To date, there are no prospective studies comparing the two methods. A systematic review of the literature before 2011 conducted in a retrospective, nonrandomized fashion noted no difference in cranioplasty infection rates based on method of autograft storage, type of material, or timing of cranioplasty.33
There were several unexpected findings in this study. In our series, 41 patients had PEG tubes in situ at the time of cranioplasty, and only 1 of these 41 cases developed cranioplasty infection. The odds of infection were lower in the PEG tube group after multivariate analysis.
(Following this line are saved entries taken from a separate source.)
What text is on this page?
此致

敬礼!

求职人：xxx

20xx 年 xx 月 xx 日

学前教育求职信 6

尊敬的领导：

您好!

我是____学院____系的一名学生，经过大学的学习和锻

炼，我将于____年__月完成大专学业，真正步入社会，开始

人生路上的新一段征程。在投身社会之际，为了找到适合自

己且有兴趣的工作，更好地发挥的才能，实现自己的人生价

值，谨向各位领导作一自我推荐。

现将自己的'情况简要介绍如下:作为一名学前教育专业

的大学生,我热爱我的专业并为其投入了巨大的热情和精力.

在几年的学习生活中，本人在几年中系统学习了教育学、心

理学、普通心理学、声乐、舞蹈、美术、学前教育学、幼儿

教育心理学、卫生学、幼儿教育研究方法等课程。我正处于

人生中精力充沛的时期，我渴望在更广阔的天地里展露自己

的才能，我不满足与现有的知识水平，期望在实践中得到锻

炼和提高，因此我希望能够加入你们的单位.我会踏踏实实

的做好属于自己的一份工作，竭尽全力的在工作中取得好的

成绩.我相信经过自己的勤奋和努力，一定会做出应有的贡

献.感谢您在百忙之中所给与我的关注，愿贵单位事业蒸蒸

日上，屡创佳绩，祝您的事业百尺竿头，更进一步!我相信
We had initially hypothesized that the presence of a PEG tube may act as a source of seeding and thus be associated with increased infection risk, however in retrospect, it is possible that patients who were not fed by PEG tubes may have had under-recognized malnutrition thus predisposing to a higher risk of infection. It was also found that patients who underwent unilateral craniectomy were at higher risk of skull bone resorption. We speculate that this observation may be due to more frequent incorporation of the temporal part of the skull in the standard decompressive craniectomy which is often performed in the trauma setting (as compared with a typical bifrontal decompression). As this is the thinnest part of the skull, bone resorption is more apparent and affects cosmesis, particularly due to the presence of temporalis muscle atrophy that is quite common after a cranioplasty.
Conclusion
Cranioplasties using frozen autologous skull flaps are associated with a disproportionately high rate of complications. There are few predictive clinical factors we can augment to influence this. A review of the literature has highlighted a lack of consensus regarding bone preparation and storage practices for the harvested autologous bone. Further research should be directed toward an improved understanding of skull bone biology and bone cryostorage practices, areas which are currently understudied, to determine their influence on cranioplasty complications.